= Mandala folk dance ensemble =

American folk dance group

Mandala was an American folk dance performing group based in the Boston, Massachusetts area, which presented programs of dance and music from around the world starting in the mid-1960s. The group's first director (1966-1968) was Robert Leibman. Subsequent directors included Arthur Saltzman, Paul Johnson, and Harry Brauser. Mandala became a collectively run ensemble in 1971. In the early years they used recorded music for their performances; they added their own orchestra in 1973. A full cast consisted of up to 35 members.

Stage performances were the group's primary focus, with dance suites choreographed for the stage. Some of the choreographers for the Mandala suites were Dick Crum, Sandor Timar, Mary Wolff , Normand Legault, Juan Manuel Lozano, Fernadina Chan, Jacek Marek, Elsie Ivancich Dunin, Eva Maria Kish, Andre Stegman, and Dulal Talukdar. A typical Mandala performance lasted about two hours, consisting of a 16-dance program from 12-15 countries. Their repertoire included a wide variety of ethnicities, primarily European (Bulgarian, Macedonian, Serbian, Croatian, Russian, Hungarian, Romanian, English, Scottish, Irish, Swedish, etc.) plus Mexican, American, Armenian, Chinese, French Canadian, Spanish, and more. The group strove for authenticity in the traditions they represented. Many of their costumes were authentic; they created others from authentic models.

Mandala performed in the Boston area and throughout the northeast in up to 40 performances per year, including at the Fox Hollow Festival in 1974, Carnegie Hall in 1980, and multiple performances each year at John Hancock Hall. Mandala also gave six performances at Jacobs Pillow in July-August 1986, in a program shared with the Mexican dancer Pilar Rioja.
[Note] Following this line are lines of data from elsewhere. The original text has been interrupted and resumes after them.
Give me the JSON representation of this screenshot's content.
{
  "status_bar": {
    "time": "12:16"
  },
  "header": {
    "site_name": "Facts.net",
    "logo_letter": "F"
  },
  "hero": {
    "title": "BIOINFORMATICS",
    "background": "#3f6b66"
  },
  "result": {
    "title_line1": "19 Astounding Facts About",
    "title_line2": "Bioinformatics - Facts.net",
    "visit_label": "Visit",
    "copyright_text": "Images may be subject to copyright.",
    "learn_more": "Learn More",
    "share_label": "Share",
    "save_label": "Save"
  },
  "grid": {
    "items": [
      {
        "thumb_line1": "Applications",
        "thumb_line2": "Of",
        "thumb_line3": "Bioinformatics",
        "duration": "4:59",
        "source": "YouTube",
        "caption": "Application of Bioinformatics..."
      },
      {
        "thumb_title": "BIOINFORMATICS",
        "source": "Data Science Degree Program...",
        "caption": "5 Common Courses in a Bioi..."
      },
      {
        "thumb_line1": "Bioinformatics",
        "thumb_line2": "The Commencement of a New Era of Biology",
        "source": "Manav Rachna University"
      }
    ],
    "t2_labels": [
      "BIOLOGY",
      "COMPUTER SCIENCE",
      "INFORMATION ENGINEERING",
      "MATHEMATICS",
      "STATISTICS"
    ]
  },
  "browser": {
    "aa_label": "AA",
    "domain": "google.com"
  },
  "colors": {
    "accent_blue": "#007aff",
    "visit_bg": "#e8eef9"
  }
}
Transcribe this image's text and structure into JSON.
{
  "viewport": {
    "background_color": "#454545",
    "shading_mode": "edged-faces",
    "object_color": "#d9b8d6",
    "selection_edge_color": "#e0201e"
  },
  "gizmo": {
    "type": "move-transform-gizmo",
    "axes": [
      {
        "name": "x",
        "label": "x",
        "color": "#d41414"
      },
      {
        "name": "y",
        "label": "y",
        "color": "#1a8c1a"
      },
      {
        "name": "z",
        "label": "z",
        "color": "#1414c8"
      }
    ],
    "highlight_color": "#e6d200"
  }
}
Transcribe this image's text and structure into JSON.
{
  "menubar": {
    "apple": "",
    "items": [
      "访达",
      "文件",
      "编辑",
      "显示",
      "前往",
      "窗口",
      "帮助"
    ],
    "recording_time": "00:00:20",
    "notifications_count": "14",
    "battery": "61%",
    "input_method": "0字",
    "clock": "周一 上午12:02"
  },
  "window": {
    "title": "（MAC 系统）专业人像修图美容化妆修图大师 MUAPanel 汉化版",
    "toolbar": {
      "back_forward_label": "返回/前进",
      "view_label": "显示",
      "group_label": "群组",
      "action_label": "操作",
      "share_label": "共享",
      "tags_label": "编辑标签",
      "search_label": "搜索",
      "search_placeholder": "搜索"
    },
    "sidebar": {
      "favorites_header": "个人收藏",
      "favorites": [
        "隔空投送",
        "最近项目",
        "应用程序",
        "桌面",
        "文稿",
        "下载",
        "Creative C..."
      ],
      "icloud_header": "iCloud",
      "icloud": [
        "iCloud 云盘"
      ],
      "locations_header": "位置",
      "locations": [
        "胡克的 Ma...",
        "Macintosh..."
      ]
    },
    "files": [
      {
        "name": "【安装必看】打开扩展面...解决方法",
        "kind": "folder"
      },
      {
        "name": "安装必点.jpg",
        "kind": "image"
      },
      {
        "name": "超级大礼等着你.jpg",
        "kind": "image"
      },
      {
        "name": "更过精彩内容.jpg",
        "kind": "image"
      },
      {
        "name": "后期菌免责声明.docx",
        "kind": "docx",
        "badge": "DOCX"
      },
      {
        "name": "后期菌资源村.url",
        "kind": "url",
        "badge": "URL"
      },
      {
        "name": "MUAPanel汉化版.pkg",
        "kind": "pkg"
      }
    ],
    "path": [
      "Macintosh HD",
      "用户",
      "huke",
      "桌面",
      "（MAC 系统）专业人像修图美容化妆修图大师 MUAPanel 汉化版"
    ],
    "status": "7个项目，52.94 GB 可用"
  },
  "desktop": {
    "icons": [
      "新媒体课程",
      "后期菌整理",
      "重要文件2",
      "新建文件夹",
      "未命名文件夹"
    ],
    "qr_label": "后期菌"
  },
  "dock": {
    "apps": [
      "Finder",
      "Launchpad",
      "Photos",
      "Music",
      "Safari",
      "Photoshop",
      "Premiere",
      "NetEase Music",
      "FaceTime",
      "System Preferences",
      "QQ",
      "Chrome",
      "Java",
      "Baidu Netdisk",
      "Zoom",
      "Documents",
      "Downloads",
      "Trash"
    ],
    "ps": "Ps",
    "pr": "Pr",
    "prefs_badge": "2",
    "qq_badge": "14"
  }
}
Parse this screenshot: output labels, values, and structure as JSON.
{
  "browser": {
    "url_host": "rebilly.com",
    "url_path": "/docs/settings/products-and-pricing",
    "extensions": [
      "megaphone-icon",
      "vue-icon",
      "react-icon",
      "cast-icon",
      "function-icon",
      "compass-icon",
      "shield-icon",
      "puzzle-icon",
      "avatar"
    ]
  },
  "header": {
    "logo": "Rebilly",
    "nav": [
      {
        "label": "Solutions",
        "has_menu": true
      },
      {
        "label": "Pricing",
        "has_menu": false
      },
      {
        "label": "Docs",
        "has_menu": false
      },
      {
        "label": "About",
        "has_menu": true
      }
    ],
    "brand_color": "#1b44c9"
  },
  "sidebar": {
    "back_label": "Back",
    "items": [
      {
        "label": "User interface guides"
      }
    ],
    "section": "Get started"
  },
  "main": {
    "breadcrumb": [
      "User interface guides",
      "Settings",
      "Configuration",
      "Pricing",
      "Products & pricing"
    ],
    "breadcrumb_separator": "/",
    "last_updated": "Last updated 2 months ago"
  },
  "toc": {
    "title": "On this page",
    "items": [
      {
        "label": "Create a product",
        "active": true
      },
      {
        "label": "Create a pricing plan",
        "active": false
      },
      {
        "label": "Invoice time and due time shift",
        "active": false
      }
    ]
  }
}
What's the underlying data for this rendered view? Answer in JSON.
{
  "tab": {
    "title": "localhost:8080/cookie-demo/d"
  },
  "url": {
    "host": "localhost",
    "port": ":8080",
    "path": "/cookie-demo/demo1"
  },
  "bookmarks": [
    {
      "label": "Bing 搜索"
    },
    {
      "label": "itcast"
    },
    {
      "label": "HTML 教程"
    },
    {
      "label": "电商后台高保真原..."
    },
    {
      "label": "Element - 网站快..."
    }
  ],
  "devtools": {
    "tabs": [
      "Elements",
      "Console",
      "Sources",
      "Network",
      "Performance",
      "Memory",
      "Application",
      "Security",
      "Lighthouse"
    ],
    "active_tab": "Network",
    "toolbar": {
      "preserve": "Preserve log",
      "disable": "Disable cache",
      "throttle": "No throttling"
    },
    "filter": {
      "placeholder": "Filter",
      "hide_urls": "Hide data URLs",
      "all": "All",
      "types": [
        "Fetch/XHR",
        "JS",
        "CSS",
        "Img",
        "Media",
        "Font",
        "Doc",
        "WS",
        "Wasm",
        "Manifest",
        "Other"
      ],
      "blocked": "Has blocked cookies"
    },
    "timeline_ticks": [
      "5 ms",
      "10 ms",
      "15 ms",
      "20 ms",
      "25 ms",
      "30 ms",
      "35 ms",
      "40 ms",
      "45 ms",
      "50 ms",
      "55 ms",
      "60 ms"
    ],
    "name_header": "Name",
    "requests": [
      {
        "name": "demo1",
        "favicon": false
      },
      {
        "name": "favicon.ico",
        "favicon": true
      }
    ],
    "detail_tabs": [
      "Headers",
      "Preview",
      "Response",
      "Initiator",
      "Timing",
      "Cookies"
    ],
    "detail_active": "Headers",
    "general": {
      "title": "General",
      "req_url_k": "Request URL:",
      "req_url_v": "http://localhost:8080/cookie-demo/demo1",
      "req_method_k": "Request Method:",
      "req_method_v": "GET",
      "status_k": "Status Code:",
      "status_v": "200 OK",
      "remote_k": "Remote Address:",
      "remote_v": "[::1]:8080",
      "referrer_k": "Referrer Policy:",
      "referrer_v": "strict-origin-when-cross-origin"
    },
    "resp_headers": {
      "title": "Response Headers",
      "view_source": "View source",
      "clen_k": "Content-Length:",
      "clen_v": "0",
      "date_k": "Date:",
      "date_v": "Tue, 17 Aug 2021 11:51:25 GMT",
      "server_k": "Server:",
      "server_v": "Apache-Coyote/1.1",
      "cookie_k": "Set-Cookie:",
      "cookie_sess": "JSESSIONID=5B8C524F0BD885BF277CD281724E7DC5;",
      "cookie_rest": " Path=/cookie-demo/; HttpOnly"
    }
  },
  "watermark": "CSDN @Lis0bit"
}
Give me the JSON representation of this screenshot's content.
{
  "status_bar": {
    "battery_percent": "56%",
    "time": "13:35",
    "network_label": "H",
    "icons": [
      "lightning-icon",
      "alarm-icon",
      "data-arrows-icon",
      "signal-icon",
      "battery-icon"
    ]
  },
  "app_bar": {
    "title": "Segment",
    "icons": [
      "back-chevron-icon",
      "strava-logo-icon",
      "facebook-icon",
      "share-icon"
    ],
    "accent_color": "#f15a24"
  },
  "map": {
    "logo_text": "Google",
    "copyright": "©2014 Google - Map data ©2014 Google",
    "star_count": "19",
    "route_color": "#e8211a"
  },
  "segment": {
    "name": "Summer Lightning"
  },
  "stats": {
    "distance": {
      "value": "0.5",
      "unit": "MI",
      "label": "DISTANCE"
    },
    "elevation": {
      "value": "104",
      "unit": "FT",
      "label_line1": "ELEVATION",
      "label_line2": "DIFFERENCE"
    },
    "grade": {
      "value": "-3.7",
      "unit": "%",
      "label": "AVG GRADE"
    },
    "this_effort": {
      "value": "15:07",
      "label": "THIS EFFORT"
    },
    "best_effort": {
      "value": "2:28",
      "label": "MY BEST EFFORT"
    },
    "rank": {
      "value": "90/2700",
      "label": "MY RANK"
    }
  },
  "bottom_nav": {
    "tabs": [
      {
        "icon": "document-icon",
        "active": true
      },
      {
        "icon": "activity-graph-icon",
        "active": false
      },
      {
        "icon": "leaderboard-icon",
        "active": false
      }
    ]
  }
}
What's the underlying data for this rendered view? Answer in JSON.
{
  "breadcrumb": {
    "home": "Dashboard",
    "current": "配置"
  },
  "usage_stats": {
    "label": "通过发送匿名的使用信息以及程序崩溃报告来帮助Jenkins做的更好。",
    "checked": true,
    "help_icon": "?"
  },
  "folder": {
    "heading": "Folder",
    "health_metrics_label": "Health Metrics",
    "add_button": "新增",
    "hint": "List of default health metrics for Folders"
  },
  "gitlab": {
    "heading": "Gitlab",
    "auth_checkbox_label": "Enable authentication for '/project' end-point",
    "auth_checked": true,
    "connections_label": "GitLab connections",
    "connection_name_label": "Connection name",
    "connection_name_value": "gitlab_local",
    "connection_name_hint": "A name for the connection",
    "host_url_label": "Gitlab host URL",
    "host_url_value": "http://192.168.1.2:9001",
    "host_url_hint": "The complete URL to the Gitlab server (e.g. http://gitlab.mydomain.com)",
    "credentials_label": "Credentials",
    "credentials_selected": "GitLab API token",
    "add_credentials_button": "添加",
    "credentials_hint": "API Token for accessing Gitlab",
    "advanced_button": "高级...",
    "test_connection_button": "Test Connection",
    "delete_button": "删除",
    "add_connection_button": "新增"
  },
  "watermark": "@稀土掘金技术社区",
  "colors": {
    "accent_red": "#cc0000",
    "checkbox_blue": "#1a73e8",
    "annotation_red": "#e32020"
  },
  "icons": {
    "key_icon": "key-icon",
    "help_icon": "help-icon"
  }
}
Mandala represented the United States in hour-long performances at several international festivals. They performed in Rattvik, Sweden in 1982, Drummondville, Quebec in 1983, Oloron, France in 1984, Billingham, England in 1987, and Pécs, Hungary in 1992. Their repertoire at international festivals were dance suites of American dances, included Charleston, Cakewalk, New England contradance, Southwest swing, Lindy Hop, a suite of dances from the 1950's with hula hoops, and Appalachian clogging. The group also participated in the 1991 movie Once Around, directed by Lasse Hallström.

They received several grants from the National Endowment for the Arts as well as from the Massachusetts Council for the Arts and Humanities and the New England Foundation for the Arts. The purpose of the National Endowment for the Arts grant in 1984 was to add new choreography from North Africa and promote a self-produced home season in 1985 to produce a color booking brochure and in 1986 to hire a part-time development director.